Indian Equity Prices 'Stretched,' Says Goldman's Moe
Indian stock valuations are "stretched" and better options may be found in Taiwan, Timothy Moe, chief Asia Pacific equity strategist at Goldman Sachs Group Inc., said by video link at a press event in Mumbai today.
"Valuations in India are on the elevated side right now," Moe said from Singapore. "Valuations will narrow down as U.S. and other developed economies in northern Asia catch up."
This year's 13 percent rally makes the Sensex the best performer among the world's 10 biggest stock markets. Foreign fund inflows have surged 75 percent this year, making the gauge's 18.7 times estimated earnings the most expensive in Asia and among the BRIC markets that also include Brazil, Russia and China.
India is the only market with significant negative earnings revisions over the past three months, according to a slide displayed during Moe's presentation.
Overseas investors purchased a net 769 million rupees ($17.2 million) of Indian shares on Dec. 6, taking this year's record inflows in equity to 1.34 trillion rupees, according to data on the website of the Securities and Exchange Board of India.
Eoin Treacy's view Indian
banks are currently engaged in competition to attract customers. They have been
raising deposit rates while leaving interest rates unchanged which is squeezing
margins. Banks are an important sector in any market and as liquidity providers
their performance is often a bellwether for the wider market.
The Bombay
Banks Index has led the wider Indian market and there is no reason to believe
this has changed. It has outperformed since bottoming in March 2008, broke to
a new high in September and encountered resistance in the region of 15,000 in
November. It rallied back to 14,000 last week but has given up that advance.
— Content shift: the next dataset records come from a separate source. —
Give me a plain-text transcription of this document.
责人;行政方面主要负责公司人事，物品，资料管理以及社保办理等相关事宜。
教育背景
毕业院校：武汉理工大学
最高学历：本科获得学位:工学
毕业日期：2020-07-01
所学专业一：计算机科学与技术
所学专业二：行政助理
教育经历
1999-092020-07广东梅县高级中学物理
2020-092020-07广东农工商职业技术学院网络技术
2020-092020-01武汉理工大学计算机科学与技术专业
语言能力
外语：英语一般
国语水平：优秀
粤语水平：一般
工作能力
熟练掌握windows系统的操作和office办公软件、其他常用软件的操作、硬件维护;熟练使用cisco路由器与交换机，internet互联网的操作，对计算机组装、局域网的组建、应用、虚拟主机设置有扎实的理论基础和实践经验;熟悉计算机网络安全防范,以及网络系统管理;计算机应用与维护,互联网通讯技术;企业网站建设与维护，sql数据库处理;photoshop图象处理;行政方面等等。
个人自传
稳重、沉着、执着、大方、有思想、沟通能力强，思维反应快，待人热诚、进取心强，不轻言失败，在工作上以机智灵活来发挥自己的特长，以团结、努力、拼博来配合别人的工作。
It is rapidly unwinding its overbought condition relative to the 200-day MA
and a sustained move below the trend mean, currently in the region of 12000,
would be required to question medium-term upside potential.
The Sensex
Index broke out of a yearlong range in September and retested the early 2008
peak a month ago. It has not fallen as sharply as the Banks Index but a continued
reversion towards the 200-day MA remains the most likely near-term prospect.